Jest na to wiele dowodów w postaci licznych znanych powszechnie afer, zaniedbań i zaniechań, które przyczyniły się do zrujnowania gospodarki, a społeczeństwo wpędziły w narastającą biedę. Własne, partykularne, partyjne interesy zostały przez totalną opozycję postawione ponad interes społeczny i przeciw polskiej racji stanu. Jak inaczej trzeba to określić, gdy do UE wysyła ona ciągle donosy na Polskę za rzekome naruszanie zasad demokracji. Przeciw polskiej racji stanu jest także zgoda na przymusową, niekontrolowaną dyslokację imigrantów z Europy do Polski.

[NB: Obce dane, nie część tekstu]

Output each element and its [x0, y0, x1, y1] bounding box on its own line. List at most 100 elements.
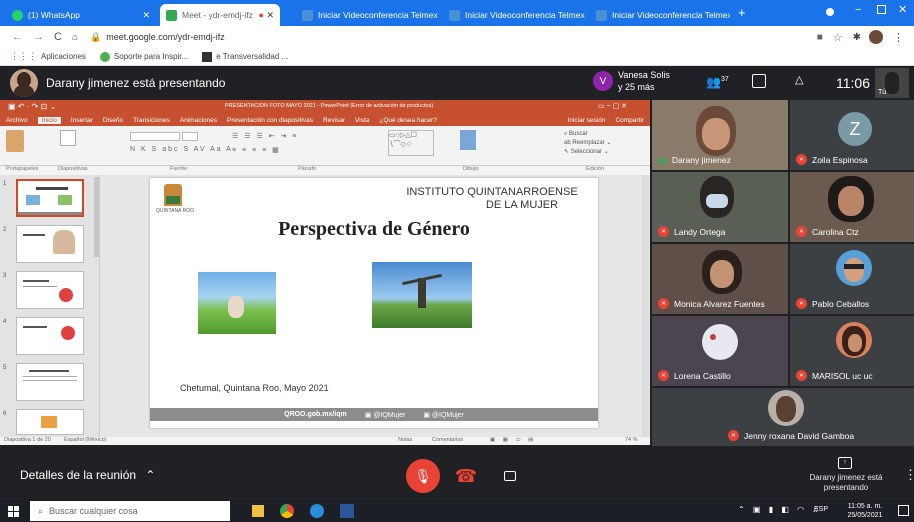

Sam fakt, że już na starcie Platforma zapowiedziała, że będzie opozycją totalną najlepiej świadczy, że chodzi jej tylko o odzyskanie władzy, a nie o dobro naszej Ojczyzny.
Totalność wyklucza wszelkie porozumienie, totalność z góry zakłada nietolerancję wobec inaczej myślących, wyklucza zatem mechanizmy demokracji.
Wszelkie poczynania ekipy rządzącej spotykają się ze strony Platformy z totalną krytyką. Zdrowo myślący człowiek nie jest w stanie uwierzyć, że wszystko co robi rząd jest złe.
Niedostrzeganie, przemilczanie ewidentnych osiągnięć rządzących jest znamienne dla opozycji totalnej. Trudno o lepszy dowód braku obiektywizmu, a także uczciwości, ale by być uczciwym trzeba mieć wstręt do kłamstwa. Tego jednak u „totalsów” nie dostrzegamy.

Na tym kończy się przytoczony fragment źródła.